- Born: April 26, 1947 (age 79) St. Louis, Missouri
- Education: Webster University
- Occupation: Author
- Children: 3
- Writing career
- Years active: 1992–present
- Genre: Children's fiction
- Notable work: Humphrey
- Website: bettybirney.com

= Betty G. Birney =

American writer (b. 1947)

Betty G. Birney (born April 26, 1947) is an American author, screenwriter, and teacher. She is best known for the Humphrey children's book series.

== Personal life ==
Betty G. Birney was born in St. Louis, Missouri. She grew up and went to school in Affton, a suburb of St. Louis, and went to college at Webster College, now Webster University in Webster Groves. She spent much of her life as an English teacher. Today Birney lives in New York, New York.

== Career ==
Birney wrote her first book, "Teddy Bear in the Woods" when she was only seven years old. As a professional writer she has written several books for Disney and has also worked at Disneyland. She has also written for video games, television, and movies, including the 2002 made-for-TV film Mary Christmas.

== Bibliography ==

=== Humphrey series ===

The Humphrey series, also known as According to Humphrey, follows the daily adventures of Humphrey, a hamster who is the class pet at an elementary school. Every week the teacher, Mrs. Brisbane, lets someone take Humphrey home. Humphrey, who was introduced to the class by a substitute teacher, Ms. McNamara (known as "Ms. Mac" to the students), is smarter than he looks and often helps the children with their problems, though no one expects anything from him because he's a hamster. He can leave his cage whenever he wants because the lock doesn't lock, and nobody knows about this except for him. Every kid in Humphrey's class has a different nickname, such as Lower-Your-Voice A.J. or Speak-Up Sayeh. Humphrey also bonds with Aldo, a janitor who comes in to clean the room after school, and even helps Aldo to get a girlfriend. Humphrey and Mrs. Brisbane feel negatively about each other at first, but warm up to each other later. Humphrey is later reluctantly brought home by Mrs Brisbane for Thanksgiving (due to none of the class being able to take him home), where he meets her husband, who also takes a dislike to him at first, before later warming to him. In book 2 another class pet, a frog named Og, is introduced. In Summer According to Humphrey, Humphrey is brought to summer school. Starting in School Days According to Humphrey, a new school year begins, and with it there is a new group of kids.
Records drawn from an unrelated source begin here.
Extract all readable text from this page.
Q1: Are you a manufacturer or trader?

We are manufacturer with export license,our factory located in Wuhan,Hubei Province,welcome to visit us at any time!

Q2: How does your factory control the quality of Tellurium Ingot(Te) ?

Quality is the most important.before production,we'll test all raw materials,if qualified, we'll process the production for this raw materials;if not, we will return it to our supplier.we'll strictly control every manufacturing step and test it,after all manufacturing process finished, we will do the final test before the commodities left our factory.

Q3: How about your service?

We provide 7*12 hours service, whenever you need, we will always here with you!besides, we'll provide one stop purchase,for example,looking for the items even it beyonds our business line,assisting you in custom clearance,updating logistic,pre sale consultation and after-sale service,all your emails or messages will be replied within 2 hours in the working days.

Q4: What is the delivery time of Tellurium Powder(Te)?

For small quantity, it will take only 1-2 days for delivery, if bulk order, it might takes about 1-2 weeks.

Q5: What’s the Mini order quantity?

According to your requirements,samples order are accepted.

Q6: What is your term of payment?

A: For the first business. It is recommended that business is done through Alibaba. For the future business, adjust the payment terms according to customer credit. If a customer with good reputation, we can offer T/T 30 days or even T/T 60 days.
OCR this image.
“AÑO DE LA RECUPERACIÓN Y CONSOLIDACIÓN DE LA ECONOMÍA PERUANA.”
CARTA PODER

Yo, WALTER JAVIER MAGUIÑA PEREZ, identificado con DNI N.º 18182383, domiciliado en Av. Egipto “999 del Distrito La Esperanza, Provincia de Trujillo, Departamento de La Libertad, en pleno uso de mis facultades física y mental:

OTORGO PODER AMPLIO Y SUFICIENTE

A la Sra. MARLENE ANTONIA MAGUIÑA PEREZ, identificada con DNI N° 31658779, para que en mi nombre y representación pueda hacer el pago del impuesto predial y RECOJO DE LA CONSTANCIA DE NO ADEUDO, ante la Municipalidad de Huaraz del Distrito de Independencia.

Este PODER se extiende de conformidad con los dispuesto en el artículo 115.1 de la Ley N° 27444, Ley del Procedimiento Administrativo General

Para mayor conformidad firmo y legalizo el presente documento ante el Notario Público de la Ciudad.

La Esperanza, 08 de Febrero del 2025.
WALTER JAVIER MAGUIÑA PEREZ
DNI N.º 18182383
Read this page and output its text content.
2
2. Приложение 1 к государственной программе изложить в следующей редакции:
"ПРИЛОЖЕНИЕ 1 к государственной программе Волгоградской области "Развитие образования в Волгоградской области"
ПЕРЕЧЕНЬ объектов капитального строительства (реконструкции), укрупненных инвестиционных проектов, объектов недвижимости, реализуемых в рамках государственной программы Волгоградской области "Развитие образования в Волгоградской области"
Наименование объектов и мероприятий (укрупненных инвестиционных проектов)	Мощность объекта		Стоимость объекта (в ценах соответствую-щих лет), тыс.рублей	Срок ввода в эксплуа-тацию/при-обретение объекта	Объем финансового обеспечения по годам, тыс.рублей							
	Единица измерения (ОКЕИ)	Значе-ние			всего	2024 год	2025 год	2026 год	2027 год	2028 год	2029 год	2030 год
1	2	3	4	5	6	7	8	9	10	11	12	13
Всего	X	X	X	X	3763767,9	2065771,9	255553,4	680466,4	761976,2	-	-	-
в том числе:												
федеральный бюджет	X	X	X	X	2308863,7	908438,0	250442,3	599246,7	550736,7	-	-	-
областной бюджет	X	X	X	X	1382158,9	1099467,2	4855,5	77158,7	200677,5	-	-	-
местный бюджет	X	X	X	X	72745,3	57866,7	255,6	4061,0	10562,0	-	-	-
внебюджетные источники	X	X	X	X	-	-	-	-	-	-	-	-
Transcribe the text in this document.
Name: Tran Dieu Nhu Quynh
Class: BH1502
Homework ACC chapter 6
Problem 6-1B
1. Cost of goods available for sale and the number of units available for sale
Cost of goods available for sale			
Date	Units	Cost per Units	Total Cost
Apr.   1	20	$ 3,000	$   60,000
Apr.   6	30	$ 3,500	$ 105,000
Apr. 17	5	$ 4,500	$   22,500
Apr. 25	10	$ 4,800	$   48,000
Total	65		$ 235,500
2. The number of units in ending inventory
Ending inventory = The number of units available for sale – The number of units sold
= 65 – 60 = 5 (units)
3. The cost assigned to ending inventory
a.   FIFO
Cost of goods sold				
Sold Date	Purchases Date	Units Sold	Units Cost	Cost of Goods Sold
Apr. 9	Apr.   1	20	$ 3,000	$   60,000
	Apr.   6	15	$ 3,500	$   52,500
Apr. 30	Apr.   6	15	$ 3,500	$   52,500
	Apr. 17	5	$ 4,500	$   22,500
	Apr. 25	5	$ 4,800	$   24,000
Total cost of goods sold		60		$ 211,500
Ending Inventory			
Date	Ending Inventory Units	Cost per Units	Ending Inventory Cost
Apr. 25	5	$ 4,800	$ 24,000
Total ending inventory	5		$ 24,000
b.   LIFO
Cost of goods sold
The first title in the series, The World According to Humphrey, was published on February 2, 2004. PW praised The World According to Humphrey, calling it a "breezy, well-crafted first novel, narrated by a hamster." The series has two spinoffs: Humphrey's Tiny Tales and Og the Frog. Birney announced on her website that a new Humphrey book will be released in 2024.

- The World According to Humphrey (2004)
- Friendship According to Humphrey (2005)
- Trouble According to Humphrey (2007)
- Surprises According to Humphrey (2008)
- Adventure According to Humphrey (2008)
- Summer According to Humphrey (2009)
- School Days According to Humphrey (2011)
- Mysteries According to Humphrey (2012)
- Winter According to Humphrey (2012)
- Secrets According to Humphrey (2014)
- Imagination According to Humphrey (2015)
- Spring According to Humphrey (2016)
- Happiness According to Humphrey (2024)

==== Humphrey's Tiny Tales ====
- My Pet Show Panic! (aka Humphrey's Pet Show Panic) (2011)
- My Summer Fair Surprise! (2011)
- My Creepy-Crawly Camping Adventure (2011)
- My Great Big Birthday Bash! (2012)
- My Treasure Hunt Trouble! (2012)
- My Playful Puppy Problem! (2013)
- Really Wheely Racing Day (2013)
- My Mixed Up Magic Trick! (2016)
- Bumper Book of Humphrey's Tiny Tales (2014)
- Bumper Book of Humphrey's Tiny Tales 2 (2014)

==== Og the Frog ====
- Life According to Og the Frog (2018)
- Exploring According to Og the Frog (2019)
- Wildlife According to Og the Frog (2020)

=== Picture books ===
- What's My Job (1992)
- Disney's the Little Mermaid (1992)
- Bambi's Snowy Day (1992)
- Disney's Beauty and the Beast (1993)
- Walt Disney's Winnie the Pooh and the Little Lost Bird (1993)
- Walt Disney's Sleeping Beauty (1993)
- Black Beauty (1994)
- Tyrannosaurus Tex (1994)
- Disney's Toy Story (1995)
- Pie's in the Oven (1996)

=== Other books ===
- The Seven Wonders of Sassafras Springs (2005)
- The Princess and the Peabodys (2007)
- Tales from Winnie-the-Pooh / My Treasure Hunt Trouble (with A.A. Milne) (2011) (omnibus)

== Awards ==
Birney has won an Emmy Award, three Humanitas Prizes, and a Writers Guild of America Award.